Old Al Ghanim () is a neighborhood of Doha, the capital of Qatar, located in the municipality of Ad Dawhah. It forms a part of Doha's historic downtown. A notable landmark was the New World Centre, a supermarket established in 1987. It has since been relocated. Numerous other local businesses have also been relocated to other parts of Doha by the Ministry of Municipality and Environment so it could carry out massive-scale reconstruction of the neighborhood and clear out portions to make way for the Doha Metro. The Al Ghanim Central Bus station is another important landmark found here.

Infrastructure
Indian healthcare company Aster DM Healthcare opened a clinic in Old Al Ghanim in October 2014.

Transport
Transportation company Mowasalat's main bus station is located in Old Al Ghanim.

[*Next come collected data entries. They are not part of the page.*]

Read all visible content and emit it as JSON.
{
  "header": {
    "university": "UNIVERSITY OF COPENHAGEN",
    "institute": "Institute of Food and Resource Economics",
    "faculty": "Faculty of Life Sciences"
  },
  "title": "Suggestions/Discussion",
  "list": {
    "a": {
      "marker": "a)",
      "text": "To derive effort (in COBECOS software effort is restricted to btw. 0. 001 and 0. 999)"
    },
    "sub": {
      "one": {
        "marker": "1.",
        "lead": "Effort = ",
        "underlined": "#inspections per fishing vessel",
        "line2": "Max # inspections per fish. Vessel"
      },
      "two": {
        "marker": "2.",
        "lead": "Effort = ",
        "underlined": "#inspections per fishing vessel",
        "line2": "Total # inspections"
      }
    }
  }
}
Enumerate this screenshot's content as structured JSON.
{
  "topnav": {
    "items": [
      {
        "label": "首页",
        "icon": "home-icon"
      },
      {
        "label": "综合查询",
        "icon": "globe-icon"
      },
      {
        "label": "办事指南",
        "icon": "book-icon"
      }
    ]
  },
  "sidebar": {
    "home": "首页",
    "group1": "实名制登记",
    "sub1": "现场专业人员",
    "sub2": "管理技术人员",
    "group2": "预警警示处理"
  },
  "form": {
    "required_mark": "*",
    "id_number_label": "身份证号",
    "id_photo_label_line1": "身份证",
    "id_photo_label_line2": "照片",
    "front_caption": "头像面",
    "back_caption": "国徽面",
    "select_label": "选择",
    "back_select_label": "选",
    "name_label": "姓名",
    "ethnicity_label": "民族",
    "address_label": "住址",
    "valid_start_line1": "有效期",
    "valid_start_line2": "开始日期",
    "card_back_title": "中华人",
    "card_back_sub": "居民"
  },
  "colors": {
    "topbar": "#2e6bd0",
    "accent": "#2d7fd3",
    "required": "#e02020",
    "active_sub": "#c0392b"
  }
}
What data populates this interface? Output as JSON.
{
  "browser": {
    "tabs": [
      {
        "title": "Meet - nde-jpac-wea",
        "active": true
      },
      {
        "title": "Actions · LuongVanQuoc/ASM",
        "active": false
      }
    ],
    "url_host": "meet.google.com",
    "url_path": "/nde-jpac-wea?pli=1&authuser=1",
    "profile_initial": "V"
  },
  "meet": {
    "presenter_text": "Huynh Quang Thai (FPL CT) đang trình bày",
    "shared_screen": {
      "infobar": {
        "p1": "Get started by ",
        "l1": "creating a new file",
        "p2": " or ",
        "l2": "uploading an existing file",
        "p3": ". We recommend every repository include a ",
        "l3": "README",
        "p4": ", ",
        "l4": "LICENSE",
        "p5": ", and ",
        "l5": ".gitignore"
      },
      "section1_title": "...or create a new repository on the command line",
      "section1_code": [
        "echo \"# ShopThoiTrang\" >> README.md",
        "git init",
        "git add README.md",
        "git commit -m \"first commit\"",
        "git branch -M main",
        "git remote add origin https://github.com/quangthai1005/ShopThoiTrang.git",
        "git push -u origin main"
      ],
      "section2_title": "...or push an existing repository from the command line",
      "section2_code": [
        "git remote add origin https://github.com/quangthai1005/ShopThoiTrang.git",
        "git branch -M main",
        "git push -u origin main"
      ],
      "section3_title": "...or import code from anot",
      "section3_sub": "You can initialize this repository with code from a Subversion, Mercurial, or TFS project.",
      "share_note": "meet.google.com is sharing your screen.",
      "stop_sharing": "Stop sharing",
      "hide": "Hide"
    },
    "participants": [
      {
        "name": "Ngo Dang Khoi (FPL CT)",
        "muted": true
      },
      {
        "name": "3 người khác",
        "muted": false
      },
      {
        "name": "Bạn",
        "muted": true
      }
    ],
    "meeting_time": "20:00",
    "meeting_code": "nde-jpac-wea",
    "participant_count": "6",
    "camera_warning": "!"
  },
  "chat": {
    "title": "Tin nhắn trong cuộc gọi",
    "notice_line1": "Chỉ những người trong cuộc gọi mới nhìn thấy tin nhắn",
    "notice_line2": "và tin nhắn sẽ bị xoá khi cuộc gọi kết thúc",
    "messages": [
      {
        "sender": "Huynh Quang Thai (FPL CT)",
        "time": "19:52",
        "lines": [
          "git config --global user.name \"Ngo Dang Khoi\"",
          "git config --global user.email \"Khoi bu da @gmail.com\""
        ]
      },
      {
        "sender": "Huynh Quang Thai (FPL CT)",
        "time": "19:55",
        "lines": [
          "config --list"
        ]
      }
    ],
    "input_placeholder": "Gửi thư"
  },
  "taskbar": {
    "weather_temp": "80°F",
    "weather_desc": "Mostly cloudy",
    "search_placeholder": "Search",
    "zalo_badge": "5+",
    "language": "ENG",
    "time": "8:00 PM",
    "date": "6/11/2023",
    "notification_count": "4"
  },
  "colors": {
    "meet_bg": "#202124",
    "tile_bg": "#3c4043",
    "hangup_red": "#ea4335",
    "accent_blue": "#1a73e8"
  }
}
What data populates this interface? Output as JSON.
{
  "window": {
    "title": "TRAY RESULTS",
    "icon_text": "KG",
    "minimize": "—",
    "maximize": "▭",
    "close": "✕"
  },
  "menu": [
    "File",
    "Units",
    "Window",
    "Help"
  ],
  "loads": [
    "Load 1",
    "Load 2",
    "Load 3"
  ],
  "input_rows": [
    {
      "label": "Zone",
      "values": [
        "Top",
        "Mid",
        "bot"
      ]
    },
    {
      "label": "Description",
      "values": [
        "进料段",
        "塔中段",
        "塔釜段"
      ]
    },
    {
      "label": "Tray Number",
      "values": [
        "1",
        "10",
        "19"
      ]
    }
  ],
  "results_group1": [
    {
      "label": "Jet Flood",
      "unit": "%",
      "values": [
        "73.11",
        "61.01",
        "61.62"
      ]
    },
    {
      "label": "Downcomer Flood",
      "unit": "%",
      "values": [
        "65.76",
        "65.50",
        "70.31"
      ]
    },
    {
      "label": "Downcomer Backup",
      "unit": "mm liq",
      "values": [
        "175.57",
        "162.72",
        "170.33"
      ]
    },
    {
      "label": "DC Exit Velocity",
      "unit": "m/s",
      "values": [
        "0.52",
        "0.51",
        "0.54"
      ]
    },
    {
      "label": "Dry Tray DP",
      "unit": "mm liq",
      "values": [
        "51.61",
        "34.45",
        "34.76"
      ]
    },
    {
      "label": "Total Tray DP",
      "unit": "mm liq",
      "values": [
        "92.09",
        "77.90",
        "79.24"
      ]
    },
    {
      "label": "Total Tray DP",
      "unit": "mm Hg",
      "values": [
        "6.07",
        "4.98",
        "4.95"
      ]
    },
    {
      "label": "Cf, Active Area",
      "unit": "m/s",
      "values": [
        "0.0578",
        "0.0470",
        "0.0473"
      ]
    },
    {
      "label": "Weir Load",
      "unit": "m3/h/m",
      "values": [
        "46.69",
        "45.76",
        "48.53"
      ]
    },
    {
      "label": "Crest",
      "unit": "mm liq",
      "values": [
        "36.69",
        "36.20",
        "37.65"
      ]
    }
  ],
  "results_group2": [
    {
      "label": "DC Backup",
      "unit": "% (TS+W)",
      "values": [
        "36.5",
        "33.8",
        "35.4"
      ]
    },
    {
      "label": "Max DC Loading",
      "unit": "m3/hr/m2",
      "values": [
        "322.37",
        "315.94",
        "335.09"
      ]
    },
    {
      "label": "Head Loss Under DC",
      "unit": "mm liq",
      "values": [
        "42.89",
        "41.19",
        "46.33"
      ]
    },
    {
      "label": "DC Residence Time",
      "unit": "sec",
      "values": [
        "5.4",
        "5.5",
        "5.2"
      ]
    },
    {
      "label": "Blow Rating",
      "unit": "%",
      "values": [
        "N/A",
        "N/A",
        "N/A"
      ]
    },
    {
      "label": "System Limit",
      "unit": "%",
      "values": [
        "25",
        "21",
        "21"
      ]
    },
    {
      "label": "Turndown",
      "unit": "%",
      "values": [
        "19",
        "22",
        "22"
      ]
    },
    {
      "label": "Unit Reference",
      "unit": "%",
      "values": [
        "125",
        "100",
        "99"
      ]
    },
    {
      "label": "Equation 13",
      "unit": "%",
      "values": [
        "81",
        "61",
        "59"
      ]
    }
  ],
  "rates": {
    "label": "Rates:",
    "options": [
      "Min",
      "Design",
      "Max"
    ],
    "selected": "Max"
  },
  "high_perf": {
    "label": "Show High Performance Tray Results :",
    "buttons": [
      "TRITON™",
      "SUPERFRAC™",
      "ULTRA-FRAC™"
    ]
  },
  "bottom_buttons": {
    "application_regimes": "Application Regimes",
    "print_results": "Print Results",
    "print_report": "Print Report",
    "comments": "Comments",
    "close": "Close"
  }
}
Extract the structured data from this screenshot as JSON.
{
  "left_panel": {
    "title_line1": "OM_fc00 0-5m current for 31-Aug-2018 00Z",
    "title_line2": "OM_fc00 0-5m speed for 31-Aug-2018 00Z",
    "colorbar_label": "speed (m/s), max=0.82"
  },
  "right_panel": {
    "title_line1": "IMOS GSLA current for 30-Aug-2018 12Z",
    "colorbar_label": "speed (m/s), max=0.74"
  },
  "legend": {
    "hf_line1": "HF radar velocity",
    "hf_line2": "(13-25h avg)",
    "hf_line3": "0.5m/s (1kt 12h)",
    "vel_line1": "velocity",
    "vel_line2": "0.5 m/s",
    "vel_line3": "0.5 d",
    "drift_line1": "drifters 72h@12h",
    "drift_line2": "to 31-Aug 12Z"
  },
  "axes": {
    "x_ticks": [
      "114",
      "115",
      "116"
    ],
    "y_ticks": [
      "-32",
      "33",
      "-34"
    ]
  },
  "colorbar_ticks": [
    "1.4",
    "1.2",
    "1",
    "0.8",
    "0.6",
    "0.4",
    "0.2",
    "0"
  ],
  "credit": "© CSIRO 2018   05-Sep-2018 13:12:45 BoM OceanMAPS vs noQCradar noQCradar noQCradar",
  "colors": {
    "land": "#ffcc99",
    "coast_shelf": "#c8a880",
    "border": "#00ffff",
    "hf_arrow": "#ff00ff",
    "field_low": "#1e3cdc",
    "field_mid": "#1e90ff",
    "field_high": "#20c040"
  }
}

Major roads that run through the district are Grand Hamad Street, Ahmed Bin Mohammed Bin Thani Street, Jabr Bin Mohammed Street, B Ring Road, Ras Abu Aboud Street and Airport Street.

Demographics
As of the 2010 census, the district comprised 3,424 housing units and 887 establishments. There were 17,692 people living in the district, of which 87% were male and 13% were female. Out of the 17,692 inhabitants, 91% were 20 years of age or older and 9% were under the age of 20.

Employed persons made up 84% of the population. Females accounted for 3% of the working population, while males accounted for 97% of the working population.